Developing the Right App
One of the most productive and efficient ways of creating an app concept is to ask the people who’ll be using it. Or, better yet, get them to create a blueprint (or even final product). Going to your customer base for ideas is about as close as you can get to a guaranteed winning idea. Either way, developing a self-indulgent app is unlikely to garner much interest from your audience.
During the development process, every change, addition or decision about the concept you make should come with the question: “Does this improve clarity of purpose?” It’s great to add value to your app where possible, but not at the cost of confusing the purpose of your app.

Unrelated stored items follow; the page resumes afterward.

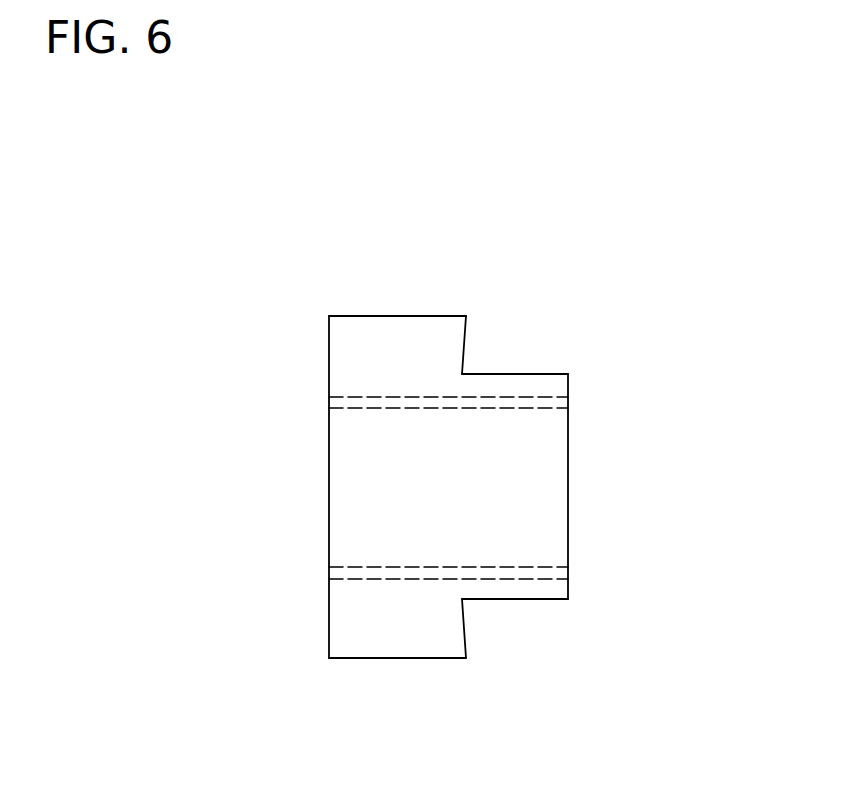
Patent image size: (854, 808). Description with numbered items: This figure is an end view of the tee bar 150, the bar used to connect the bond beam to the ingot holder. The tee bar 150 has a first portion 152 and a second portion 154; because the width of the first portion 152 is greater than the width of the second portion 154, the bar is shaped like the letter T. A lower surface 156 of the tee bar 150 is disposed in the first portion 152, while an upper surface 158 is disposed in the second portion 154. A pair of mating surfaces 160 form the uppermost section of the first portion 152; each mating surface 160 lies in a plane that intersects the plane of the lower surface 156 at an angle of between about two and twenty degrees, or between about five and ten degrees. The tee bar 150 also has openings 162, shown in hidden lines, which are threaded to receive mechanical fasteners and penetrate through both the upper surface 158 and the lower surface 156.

The tee bar 150 is at (456, 244).
The first portion 152 is at (400, 623).
The second portion 154 is at (524, 587).
The lower surface 156 is at (329, 610).
The upper surface 158 is at (568, 584).
The mating surfaces 160 is at (465, 332).
The openings 162 is at (488, 465).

It’s also worth noting that Facebook apps are somewhat limited in design and functionality. Building an app from the ground up, as opposed to working on existing templates may help you define your app and target it more precisely to your audience, particularly if your business is a niche one.
One of the biggest problems seen with Facebook apps is simple poor performance. While there are many potential reasons for this, it’s often as a result of an enthusiastic company with a pragmatic app pretending to be a true value or viral app.
Don’t kid yourself into thinking that you’re producing a gem or something unique when you’re not. Build your app from the user’s perspective. It’s also worth remembering that a Facebook app is still just a tool, and it has its drawbacks as well as its benefits. It’s unlikely that you’ll be able to create the ‘Jesus’ app that does it all.
Finally, once you have your idea, the most important point is to keep it undiluted. An app is often simply an advert for your product or service, albeit one that garners greater engagement. Remember, building a suite of tools across multiple marketing platforms is almost always more effective than trying to create a single, catch-all effort.